For a day job, Thursday apprentices as a Jurisfiction code enforcer within the fictional world. She helps Miss Havisham (she of Great Expectations) track down a bloodthirsty Minotaur escapee from a mythological tale, seek the killer of another Jurisfiction agent, and fend off an attack of deadly verb-sucking grammasites. Thursday faces life-threatening dangers from a rogue Jurisfiction agent and the dread misspelling virus, which turns her gun into a piece of gum and the floor into flour under her feet. Other characters fear oblivion in the Text Sea, where really bad novels and their inhabitants, condemned to dissolution by the Council of Genres, float as disconnected letters. Fforde's inventive wackiness once again brings us new characters adapted from major works of the literary canon, notably this time Heathcliff from Wuthering Heights, in an anger management therapy session.

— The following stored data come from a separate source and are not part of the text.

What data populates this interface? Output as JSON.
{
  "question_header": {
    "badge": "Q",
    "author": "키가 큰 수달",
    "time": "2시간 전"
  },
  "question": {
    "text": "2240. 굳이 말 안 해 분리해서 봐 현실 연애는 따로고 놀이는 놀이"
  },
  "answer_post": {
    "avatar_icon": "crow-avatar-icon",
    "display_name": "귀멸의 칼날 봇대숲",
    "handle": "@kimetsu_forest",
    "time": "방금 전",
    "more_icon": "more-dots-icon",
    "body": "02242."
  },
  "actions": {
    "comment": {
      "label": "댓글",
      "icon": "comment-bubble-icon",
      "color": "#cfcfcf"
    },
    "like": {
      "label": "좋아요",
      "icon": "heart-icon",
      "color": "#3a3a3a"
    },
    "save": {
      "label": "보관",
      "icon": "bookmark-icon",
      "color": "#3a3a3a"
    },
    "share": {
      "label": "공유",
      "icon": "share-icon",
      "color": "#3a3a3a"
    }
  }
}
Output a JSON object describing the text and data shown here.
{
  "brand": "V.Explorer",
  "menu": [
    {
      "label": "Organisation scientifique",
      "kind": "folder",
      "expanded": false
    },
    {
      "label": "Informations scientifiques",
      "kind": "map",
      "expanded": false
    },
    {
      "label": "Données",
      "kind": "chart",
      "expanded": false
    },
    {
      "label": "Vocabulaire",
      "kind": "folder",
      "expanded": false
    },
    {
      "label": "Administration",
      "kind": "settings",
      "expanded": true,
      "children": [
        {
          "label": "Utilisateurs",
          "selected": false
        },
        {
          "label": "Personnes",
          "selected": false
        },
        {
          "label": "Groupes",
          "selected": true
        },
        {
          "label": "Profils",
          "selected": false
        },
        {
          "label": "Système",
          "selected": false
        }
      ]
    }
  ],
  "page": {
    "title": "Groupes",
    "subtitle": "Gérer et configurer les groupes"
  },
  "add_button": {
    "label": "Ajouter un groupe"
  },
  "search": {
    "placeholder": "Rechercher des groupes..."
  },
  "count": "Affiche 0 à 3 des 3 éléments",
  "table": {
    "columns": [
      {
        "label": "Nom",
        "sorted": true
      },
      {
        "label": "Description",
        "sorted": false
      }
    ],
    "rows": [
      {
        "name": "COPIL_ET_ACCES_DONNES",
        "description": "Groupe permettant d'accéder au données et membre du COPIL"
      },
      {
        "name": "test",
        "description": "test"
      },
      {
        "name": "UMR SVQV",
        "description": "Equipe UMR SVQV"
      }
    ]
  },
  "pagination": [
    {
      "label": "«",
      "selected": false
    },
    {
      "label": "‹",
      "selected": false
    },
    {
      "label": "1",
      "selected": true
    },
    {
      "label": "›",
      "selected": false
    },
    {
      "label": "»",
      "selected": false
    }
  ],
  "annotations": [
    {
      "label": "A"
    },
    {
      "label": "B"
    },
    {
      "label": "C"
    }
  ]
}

Despite the dangers, living in an unpublished novel has its advantages: All the boring day-to-day mundanities that we conduct in the real world get in the way of narrative flow and are thus generally avoided. For example, the car didn't need refueling, and vacuum cleaner bags came in only two sizes - upright and pull along. Other post-modern satirical twists include the footnoter phone, an ubiquitous communication device in the BookWorld. A footnote number pops up in a dialogue, the visual equivalent of a cell phone beep, and the character receives a message via footnote at the bottom of the page, just as annoying as real cell phone interruptions.

Fforde succeeds brilliantly in creating a surrealistic world that both parodies and pays tribute to literary storytelling. The dizzying pace of the book feels like websurfing through a huge library with Alice in Wonderland as your guide. Enjoy!